In Jackson, maintaining that flow of funding has depended primarily on the generosity of the local community. “The government funding for recreation and trails dried up here because they expected us to get our kick start and then pick up on our own,” reflects Kavanagh who has volunteered tens of thousands of his hours over three decades. “We never would have existed if the Forest Service had money, we filled the labor void.”
 The Jackson Hole Trails Consortium, a spinoff effort to partner with local businesses, fills part of the funding equation, but it’s an unpredictable and tenuous balance to keep the lights on. This dynamic results in a season-to-season uncertainty and a constant grind to keep the trails in prime shape, especially as usage dramatically climbs. It also depends on the countless donated hours of volunteers who are giving back to our community and dirt culture with their time and effort.
Most of us don’t think about it when we ride, but we owe a massive debt to these founders and the diggers who have poured their hearts and souls into building, shaping and legitimizing our local trails. It’s a massive personal investment of time and energy. Yet for them, there is also a reward in seeing what they have built far beyond just trail.

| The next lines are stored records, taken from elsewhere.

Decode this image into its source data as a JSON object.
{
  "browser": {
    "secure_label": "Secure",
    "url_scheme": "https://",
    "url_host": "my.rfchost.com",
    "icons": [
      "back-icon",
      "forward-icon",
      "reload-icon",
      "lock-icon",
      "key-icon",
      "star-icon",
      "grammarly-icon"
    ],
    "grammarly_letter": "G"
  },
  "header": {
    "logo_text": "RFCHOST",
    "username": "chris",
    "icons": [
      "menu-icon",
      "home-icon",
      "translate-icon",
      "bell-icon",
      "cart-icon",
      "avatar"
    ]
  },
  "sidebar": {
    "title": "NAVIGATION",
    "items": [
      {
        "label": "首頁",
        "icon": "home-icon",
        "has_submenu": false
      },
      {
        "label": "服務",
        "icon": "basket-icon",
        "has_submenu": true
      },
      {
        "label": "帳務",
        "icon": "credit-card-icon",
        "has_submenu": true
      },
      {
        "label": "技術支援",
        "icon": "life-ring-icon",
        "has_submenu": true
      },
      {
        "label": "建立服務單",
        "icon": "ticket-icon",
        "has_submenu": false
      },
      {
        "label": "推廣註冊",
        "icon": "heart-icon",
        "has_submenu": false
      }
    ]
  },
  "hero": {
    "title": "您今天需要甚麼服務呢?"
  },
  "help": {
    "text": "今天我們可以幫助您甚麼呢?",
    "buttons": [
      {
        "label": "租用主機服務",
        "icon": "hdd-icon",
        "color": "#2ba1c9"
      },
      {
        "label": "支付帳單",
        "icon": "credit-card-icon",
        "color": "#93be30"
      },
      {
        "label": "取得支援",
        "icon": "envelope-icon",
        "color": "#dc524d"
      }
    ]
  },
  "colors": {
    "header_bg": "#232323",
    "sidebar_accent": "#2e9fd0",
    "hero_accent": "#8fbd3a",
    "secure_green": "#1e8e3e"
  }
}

“What we have done for this community—the kids programs, the NICA, the urban interface to our natural resource, seeing families out there using our trails—we’ve built this whole thing where it has had nothing but a positive impact on this community,” Kavanagh reflects.
”And that aggregates up to a national level where people then aspire to work with their land managers and organize like we did,” Kavanagh summarizes. “What makes me most proud is the impact it has had on the families in our community. It’s a healthy thing to do, it’s a connection with nature. That’s why we all live here.”
“Each time I ride a Lithium, I’ll say it out loud—“ he concludes. “I’m so glad we built these trails. I’m so glad we did all this.”
At Stio, we recognize that the incredible trail access we enjoy is not a right but a privilege—the result of hard work and even harder advocacy efforts from a select number of dedicated individuals and organizations in our towns who have poured their heart and soul into dirt culture. Without their work and their vision, we’d likely have no place to ride.